The activities of the program are underpinned by the principles of Australia’s National Strategy for Quality Use of Medicines and two theoretical behavioural frameworks for behaviour change, social learning theory and the transtheoretical model, as well as the health promotion model Precede-Proceed. Key aspects which are integral to the success of the program are engaging stakeholders, and working with veterans and practitioners to develop the program content. A practitioner and a consumer reference group meet twice a year to provide advice on topics, interventions, practitioner and consumer needs. Another key aspect of Veterans’ MATES is the use of data analytics to develop and evaluate the program. Over the last 14 years Veterans’ MATES has pioneered the way in which health data are managed in Australia and demonstrates how complex data analytics can be used to improve health outcomes.

Session structure: This session will demonstrate how stakeholder engagement is crucial to the success of the Veterans’ MATES program in bridging the evidence—practice gap and improving use of medicines and health outcomes for veterans.
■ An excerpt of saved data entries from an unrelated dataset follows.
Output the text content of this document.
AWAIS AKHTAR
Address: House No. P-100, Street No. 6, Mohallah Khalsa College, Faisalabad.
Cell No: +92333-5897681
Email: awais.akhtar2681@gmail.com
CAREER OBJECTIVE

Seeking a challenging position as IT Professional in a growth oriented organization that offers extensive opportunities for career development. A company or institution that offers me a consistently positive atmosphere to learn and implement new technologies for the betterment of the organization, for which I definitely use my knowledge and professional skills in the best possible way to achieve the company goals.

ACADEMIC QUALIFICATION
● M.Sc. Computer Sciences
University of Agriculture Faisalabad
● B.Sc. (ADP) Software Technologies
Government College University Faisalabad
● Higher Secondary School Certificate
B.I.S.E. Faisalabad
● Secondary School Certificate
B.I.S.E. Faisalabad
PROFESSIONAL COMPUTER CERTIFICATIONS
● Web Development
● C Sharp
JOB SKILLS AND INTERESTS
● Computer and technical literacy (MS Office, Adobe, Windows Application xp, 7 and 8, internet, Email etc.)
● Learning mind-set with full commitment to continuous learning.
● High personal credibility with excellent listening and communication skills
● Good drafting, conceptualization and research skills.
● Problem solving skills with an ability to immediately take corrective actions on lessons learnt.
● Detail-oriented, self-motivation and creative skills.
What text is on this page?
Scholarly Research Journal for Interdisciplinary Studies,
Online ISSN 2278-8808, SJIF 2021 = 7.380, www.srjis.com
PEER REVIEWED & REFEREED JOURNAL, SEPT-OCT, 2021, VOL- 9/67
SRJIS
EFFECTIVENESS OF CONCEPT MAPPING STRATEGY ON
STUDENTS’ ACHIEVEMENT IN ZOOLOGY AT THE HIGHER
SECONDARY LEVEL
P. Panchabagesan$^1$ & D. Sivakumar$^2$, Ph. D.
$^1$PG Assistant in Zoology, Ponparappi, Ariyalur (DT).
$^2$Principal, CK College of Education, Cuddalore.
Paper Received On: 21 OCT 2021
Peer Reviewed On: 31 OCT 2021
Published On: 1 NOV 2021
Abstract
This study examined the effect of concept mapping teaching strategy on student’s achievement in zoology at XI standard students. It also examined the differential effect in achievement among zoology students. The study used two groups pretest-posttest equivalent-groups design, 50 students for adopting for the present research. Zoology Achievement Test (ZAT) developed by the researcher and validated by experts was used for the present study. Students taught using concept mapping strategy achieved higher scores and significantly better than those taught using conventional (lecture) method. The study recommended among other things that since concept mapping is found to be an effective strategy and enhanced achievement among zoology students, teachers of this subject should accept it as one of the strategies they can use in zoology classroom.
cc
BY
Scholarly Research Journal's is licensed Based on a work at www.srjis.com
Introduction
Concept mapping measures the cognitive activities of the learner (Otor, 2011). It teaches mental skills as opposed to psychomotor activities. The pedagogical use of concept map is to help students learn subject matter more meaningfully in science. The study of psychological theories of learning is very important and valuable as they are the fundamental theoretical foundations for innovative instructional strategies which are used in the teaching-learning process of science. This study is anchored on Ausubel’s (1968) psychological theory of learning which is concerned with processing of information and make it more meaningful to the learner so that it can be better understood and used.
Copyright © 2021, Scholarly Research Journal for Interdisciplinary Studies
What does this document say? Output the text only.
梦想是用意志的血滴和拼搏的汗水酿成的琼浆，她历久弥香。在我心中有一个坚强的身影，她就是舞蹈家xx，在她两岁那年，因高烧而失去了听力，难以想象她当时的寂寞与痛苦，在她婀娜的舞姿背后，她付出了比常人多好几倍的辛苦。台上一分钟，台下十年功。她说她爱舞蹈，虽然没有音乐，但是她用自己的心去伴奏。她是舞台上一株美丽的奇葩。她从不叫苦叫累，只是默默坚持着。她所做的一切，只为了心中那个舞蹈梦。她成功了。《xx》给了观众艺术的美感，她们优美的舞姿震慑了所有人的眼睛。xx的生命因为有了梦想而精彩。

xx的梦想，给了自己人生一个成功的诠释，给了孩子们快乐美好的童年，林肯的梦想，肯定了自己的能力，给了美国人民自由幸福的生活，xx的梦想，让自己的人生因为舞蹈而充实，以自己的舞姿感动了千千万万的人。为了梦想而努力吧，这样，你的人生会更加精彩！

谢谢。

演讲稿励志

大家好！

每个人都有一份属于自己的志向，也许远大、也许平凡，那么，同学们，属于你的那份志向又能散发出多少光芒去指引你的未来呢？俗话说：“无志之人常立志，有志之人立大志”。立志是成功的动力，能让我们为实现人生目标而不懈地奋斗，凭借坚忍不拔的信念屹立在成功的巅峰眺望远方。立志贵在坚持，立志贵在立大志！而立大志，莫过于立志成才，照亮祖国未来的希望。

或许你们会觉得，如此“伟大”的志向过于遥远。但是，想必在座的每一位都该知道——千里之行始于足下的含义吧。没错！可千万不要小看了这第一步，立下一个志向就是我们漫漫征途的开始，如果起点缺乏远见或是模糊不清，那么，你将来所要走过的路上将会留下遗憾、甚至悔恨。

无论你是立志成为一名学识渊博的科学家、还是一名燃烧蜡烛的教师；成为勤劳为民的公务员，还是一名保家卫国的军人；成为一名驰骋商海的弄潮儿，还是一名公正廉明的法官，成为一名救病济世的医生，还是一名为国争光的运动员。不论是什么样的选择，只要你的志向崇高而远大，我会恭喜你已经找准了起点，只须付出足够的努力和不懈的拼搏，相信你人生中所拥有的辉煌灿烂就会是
We will provide an overview of how we go about engaging stakeholders, and how we have shown that stakeholder engagement has increased the success of the program. We will describe the approaches we use in developing the program with a focus on stakeholder engagement. The use of data analytics to develop and evaluate the program will also be discussed, and results of the Veterans’ MATES program will be presented.

Who should attend: Health professionals, consumers and anyone with an interest in interventions which aim to improve the use of medicines.